There are clear steps theaters could take. For example, they could radically reduce ticket prices across the board. Most regional theaters make less than half of their budget from ticket sales—they have the power to make all their tickets 15 or 20 dollars if they were willing to cut staff and transition through a tight season. It would not be easy, but it is absolutely possible. Of course, that would also require making theater less of a "luxury" item—which raises secret fears that the oldest, whitest, richest donors will stop supporting the theater once the uncouth lower classes with less money and manners start coming through the door. These people might even demand different kinds of plays, which would be annoying and troublesome. The current audience, while small and shrinking, demands almost nothing—they're practically comatose, which makes them docile and easy to handle.

Better to revive another August Wilson play and claim to be speaking about race right now. Better to do whatever was off Broadway 18 months ago and pretend that it's relevant to this community at this time. Better to talk and wish for change, but when the rubber hits the road, sit on your hands and think about the security of your office, the pleasure of a small, constant paycheck, the relief of being cared for if you get sick: the things you will lose if you stop working at this corporation.

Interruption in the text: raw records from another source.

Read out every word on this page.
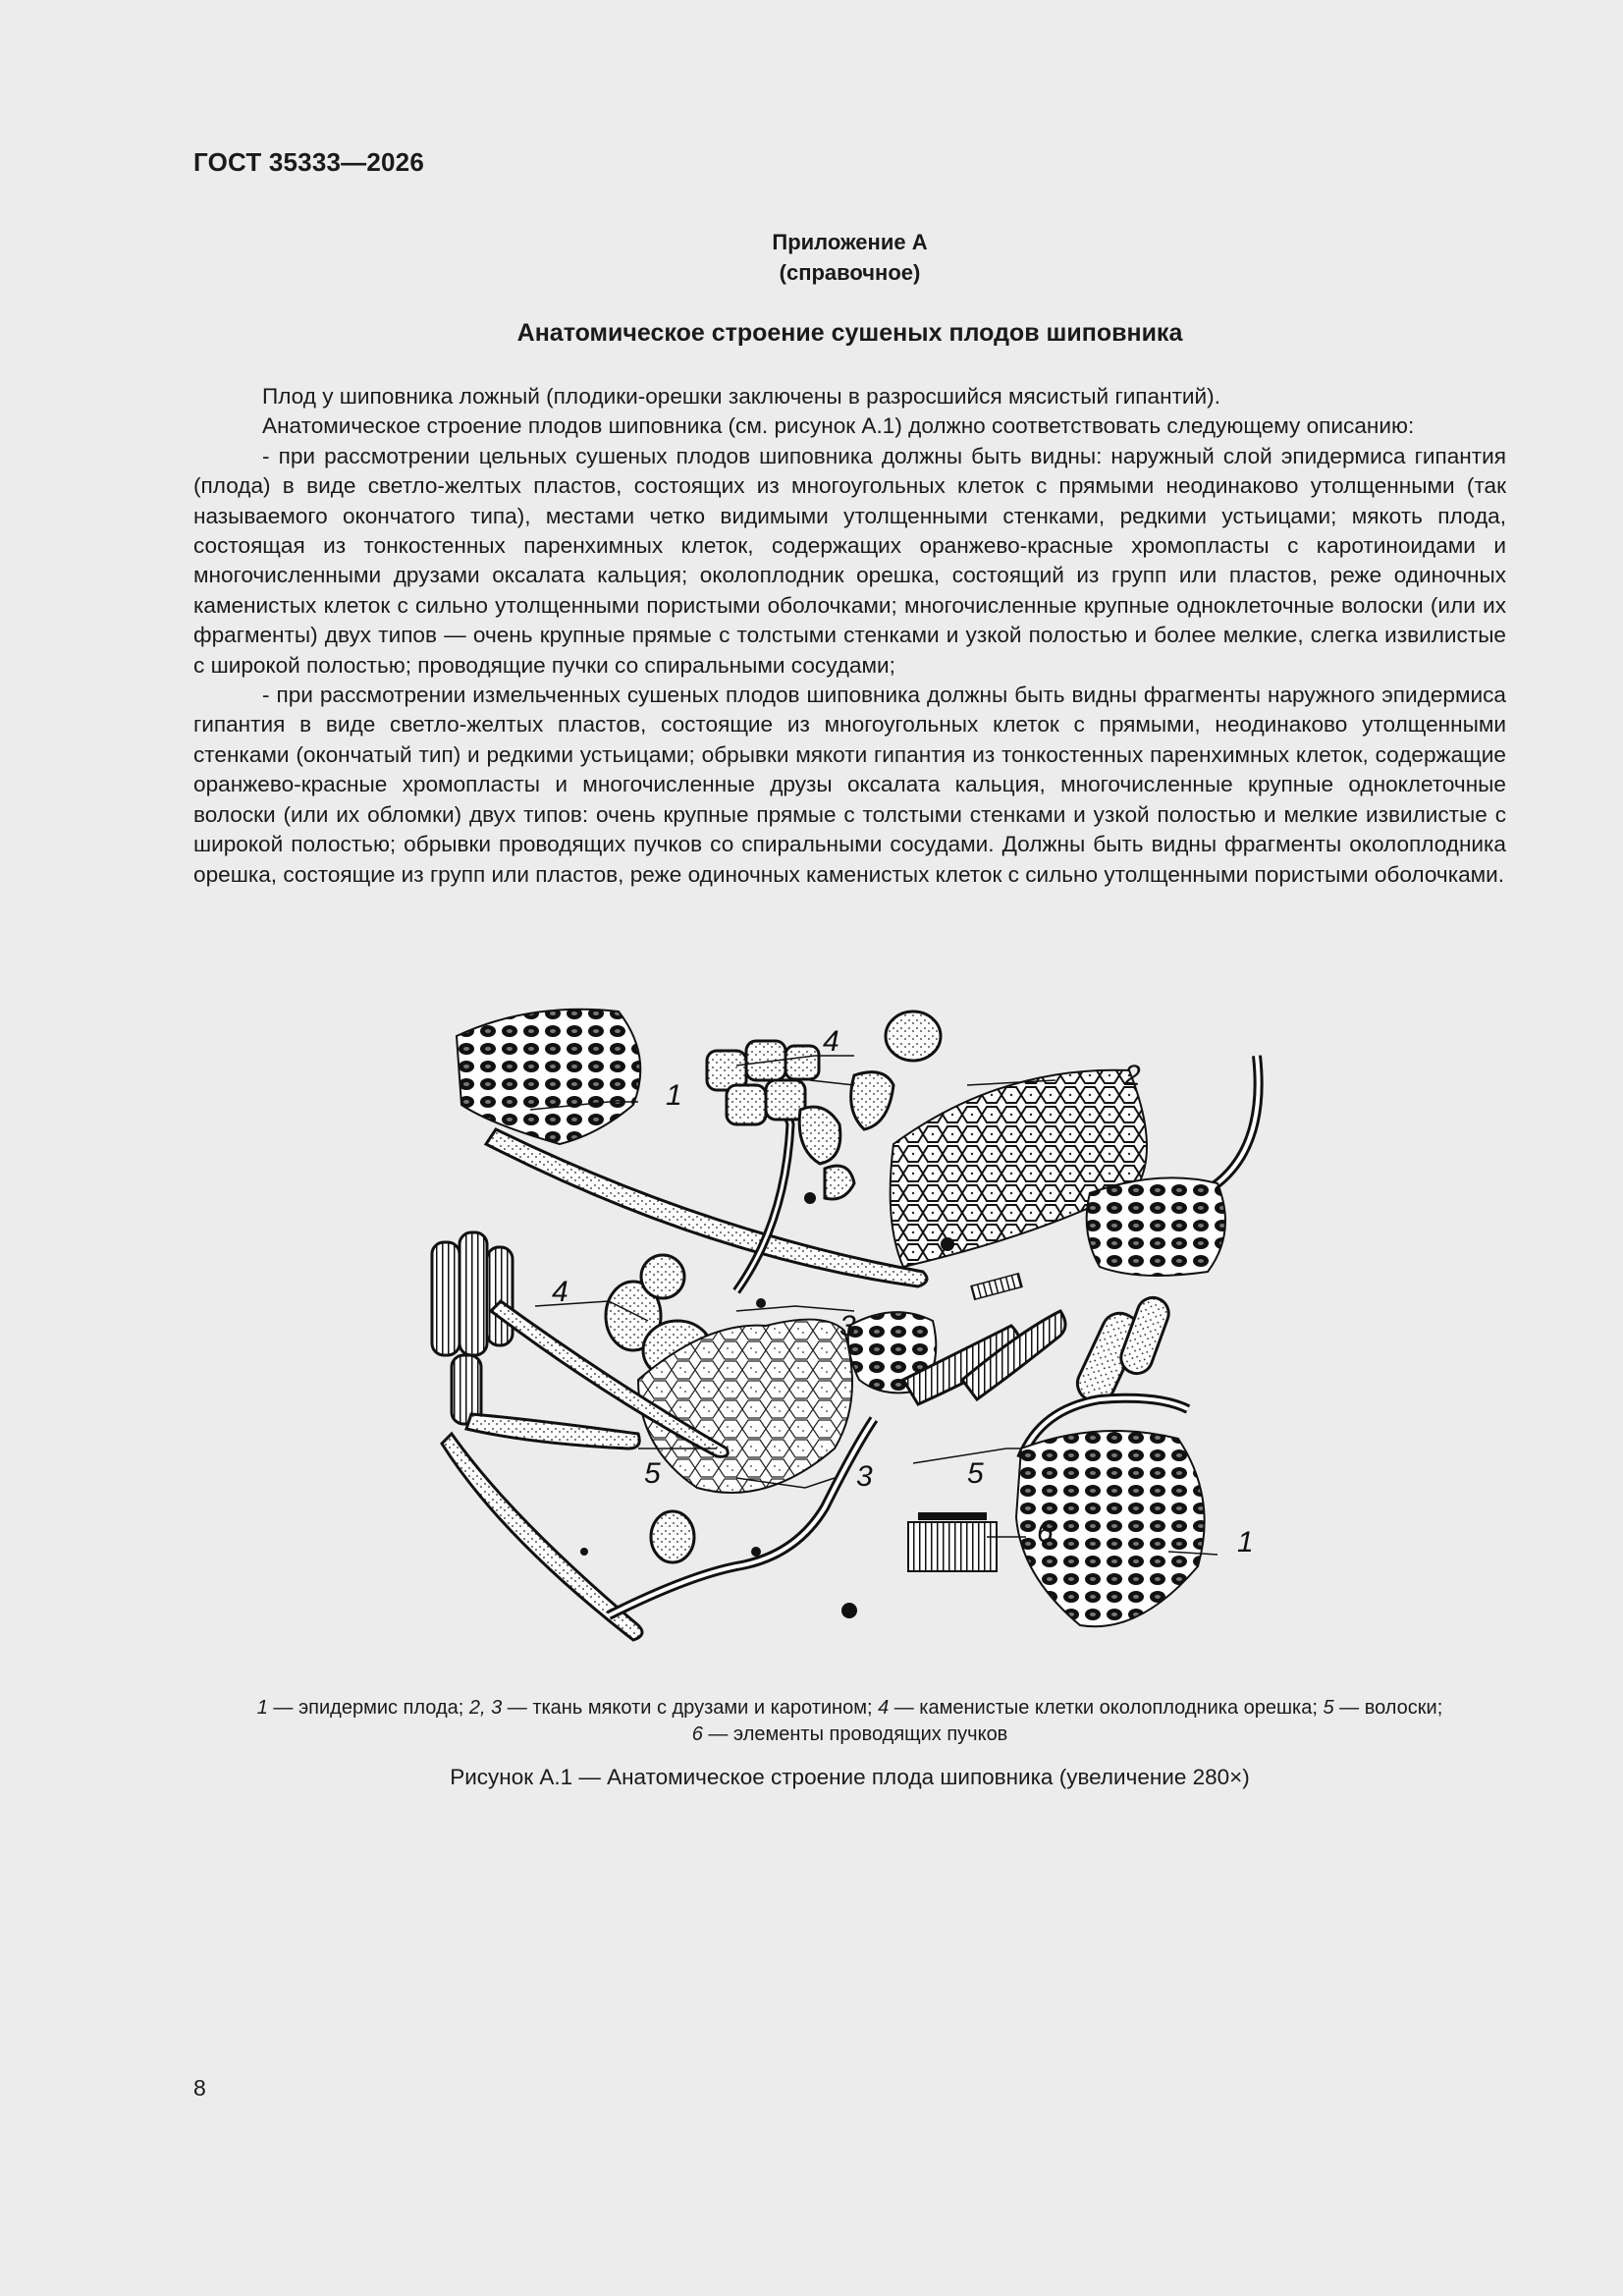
ГОСТ 35333—2026
Приложение А
(справочное)
Анатомическое строение сушеных плодов шиповника

Плод у шиповника ложный (плодики-орешки заключены в разросшийся мясистый гипантий).

Анатомическое строение плодов шиповника (см. рисунок А.1) должно соответствовать следующему описанию:

- при рассмотрении цельных сушеных плодов шиповника должны быть видны: наружный слой эпидермиса гипантия (плода) в виде светло-желтых пластов, состоящих из многоугольных клеток с прямыми неодинаково утолщенными (так называемого окончатого типа), местами четко видимыми утолщенными стенками, редкими устьицами; мякоть плода, состоящая из тонкостенных паренхимных клеток, содержащих оранжево-красные хромопласты с каротиноидами и многочисленными друзами оксалата кальция; околоплодник орешка, состоящий из групп или пластов, реже одиночных каменистых клеток с сильно утолщенными пористыми оболочками; многочисленные крупные одноклеточные волоски (или их фрагменты) двух типов — очень крупные прямые с толстыми стенками и узкой полостью и более мелкие, слегка извилистые с широкой полостью; проводящие пучки со спиральными сосудами;

- при рассмотрении измельченных сушеных плодов шиповника должны быть видны фрагменты наружного эпидермиса гипантия в виде светло-желтых пластов, состоящие из многоугольных клеток с прямыми, неодинаково утолщенными стенками (окончатый тип) и редкими устьицами; обрывки мякоти гипантия из тонкостенных паренхимных клеток, содержащие оранжево-красные хромопласты и многочисленные друзы оксалата кальция, многочисленные крупные одноклеточные волоски (или их обломки) двух типов: очень крупные прямые с толстыми стенками и узкой полостью и мелкие извилистые с широкой полостью; обрывки проводящих пучков со спиральными сосудами. Должны быть видны фрагменты околоплодника орешка, состоящие из групп или пластов, реже одиночных каменистых клеток с сильно утолщенными пористыми оболочками.

1
2
3
3
4
4
5	5
6	1
1 — эпидермис плода; 2, 3 — ткань мякоти с друзами и каротином; 4 — каменистые клетки околоплодника орешка; 5 — волоски;
6 — элементы проводящих пучков
Рисунок А.1 — Анатомическое строение плода шиповника (увеличение 280×)
8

The truth is, the people in charge like things the way they are—they've made them that way, after all. Sure, they wish things could be better. Who doesn't? They're dyed-in-the-wool liberals, each and every one of them, and they'll tell you so while they mount another Bertolt Brecht play. The revolutionary fire that drew them to the theater has to fight through so much shit, day after day, that even the best of them can barely imagine a different path. They didn't enter the theater to work for a corporation, but now they do, and they more than anyone else know the dire state of things. I've gone drinking with the artistic directors of the biggest theaters in the country and listened to them explain that they know the system is broken and they feel trapped within it, beholden to board members they've made devil's deals with, shackled to the ship as it goes down. I've heard their laughter, heard them call each other dinosaurs, heard them give thanks that they'll be retired in 10 years.

Corporations make shitty theater. This is because theater, the ineffable part of the experience that comes in rare and random bursts, is not a commodity, and corporations suck at understanding the noncommodifiable. Corporations don't understand theater. Only people, real people, understand theater. Audiences, technicians, actors, playwrights, costumers, designers—all of them give their time and energy to this thing for a reason, and that dream is not quantifiable on any spreadsheet.

As I drove home from my friend's house that night, I felt myself filling up with grief. There will be some who read this who will blame her, think she should have sacrificed more, that this is a story of weakness. But I stand by her. I know in my heart she has given full weight, just as so many other artists have given over the years. Much of the best theater of my life I have seen in the garages of Seattle, unseen and forgotten by many. But I remember. Theater failed my friend, as it is failing us all, and I am heartbroken because we will never know the measure of what we've lost."

Mike Daisey is a monologuist, author, and working artist.

oneeyeddog said...

That's about the truest, most depressing thing I've read in a long time. In fact, that woman could be me. I'm going out now to throw myself off the roof.

Andrew Hamm said...

On a lighter note, and since this is a pretty free-form thread, thanks for coming out to the Measure for Measure preview last night.

Hopefully you were less distracted by the slippery carpet than I was... The temporary carpet situation has been improved for tonight's opening, I promise.